Wyprzedano już 97% polskiego majątku - po 25 latach Polacy zostali dziadami bez pieniędzy na walizkach

Kategorie: 

Źródło: 123rf.com

Trwająca od 25 lat prywatyzacja polskiego majątku narodowego jest już podobno na ukończeniu. Tak przynajmniej twierdzi polski minister skarbu Włodzimierz Karpiński. Już tylko 3% przedsiębiorstw należy do państwa, reszta została w często w niejasnych okolicznościach sprywatyzowana.

 

Część przedsiębiorstw znalazła się w rękach tak zwanej nomenklatury. Po prostu na państwowym uwłaszczyli się rozmaitej maści komuniści i ludzie służb. Na tym polegała właśnie zgoda, którą zaproponowano w 1989 roku. Z pozostałą częścią majątku narodowego zaczęto robić dziwne rzeczy. Zakłady były najpierw doprowadzane do ruiny, a potem sprzedawane za bezcen chętnym, którzy byli przeważnie selekcjonowani przez polityków.

 

Gdy na początku lat dziewięćdziesiątych ubiegłego wieku rozpoczynano prywatyzację z niewiadomych przyczyn odrzucono postulat ówczesnego posła Janusza Korwin-Mikkego aby przedsiębiorstwa sprzedawać z licytacji. Ówczesny minister skarbu Janusz Lewandowski odpowiedział mu tylko, że to XIX wieczna metoda i teraz już się tak nie robi.

 

Korwin-Mikke proponował też wtedy utworzenie specjalnego funduszu na który przelane miało być 30 procent z sumy sprzedawanych przedsiębiorstw.

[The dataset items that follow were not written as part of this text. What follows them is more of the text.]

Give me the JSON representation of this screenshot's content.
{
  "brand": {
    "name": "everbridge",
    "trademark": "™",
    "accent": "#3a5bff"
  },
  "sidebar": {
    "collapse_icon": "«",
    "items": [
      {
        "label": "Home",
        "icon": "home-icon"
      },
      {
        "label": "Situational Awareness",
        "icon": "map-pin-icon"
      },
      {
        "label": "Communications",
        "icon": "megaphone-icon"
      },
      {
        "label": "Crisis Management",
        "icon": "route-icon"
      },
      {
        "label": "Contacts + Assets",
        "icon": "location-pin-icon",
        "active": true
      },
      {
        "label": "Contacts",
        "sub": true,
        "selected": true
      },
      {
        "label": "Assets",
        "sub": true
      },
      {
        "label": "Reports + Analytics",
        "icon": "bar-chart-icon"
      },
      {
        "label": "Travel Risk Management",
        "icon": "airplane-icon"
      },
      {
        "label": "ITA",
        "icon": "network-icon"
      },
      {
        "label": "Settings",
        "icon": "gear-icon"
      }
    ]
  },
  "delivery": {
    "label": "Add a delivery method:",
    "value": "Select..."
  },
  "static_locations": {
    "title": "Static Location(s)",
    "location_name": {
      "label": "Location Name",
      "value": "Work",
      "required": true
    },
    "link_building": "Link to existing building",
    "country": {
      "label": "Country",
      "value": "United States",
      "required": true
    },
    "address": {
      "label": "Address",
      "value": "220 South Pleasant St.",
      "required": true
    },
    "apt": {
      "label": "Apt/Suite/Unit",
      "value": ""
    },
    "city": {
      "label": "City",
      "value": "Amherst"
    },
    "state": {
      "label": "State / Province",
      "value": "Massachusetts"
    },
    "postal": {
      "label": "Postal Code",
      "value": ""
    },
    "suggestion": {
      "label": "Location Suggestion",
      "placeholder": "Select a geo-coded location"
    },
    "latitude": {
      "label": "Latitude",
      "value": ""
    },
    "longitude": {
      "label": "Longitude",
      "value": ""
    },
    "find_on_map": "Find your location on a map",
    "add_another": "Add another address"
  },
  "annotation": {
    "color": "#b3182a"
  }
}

To oczywiście też wyśmiano i dzisiaj nikt nie wie gdzie podziały się pieniądze. Prasa za wschodnią granicą słusznie zauważa, że Polacy nic już nie mają i jako obywatele zostali z niczym.

 

W ciągu 25 lat sprywatyzowano często w niejasnych okolicznościach około 8500 państwowych przedsiębiorstw. Dzięki temu budżet polskiego państwa wzbogacił się jedynie o 42 miliardy dolarów. Rosyjskie media wskazują na to sugerując, że nie jest to powód do dumy. Nie wiadomo co się stało z tymi pieniędzmi, bo nie zostały zainwestowane w modernizację kraju. Na to przecież zaciągnięto praktycznie niespłacalne kredyty u banksterów. Można więc założyć, że po prostu pieniądze się rozpłynęły, w najlepszej sytuacji zostały przeżarte.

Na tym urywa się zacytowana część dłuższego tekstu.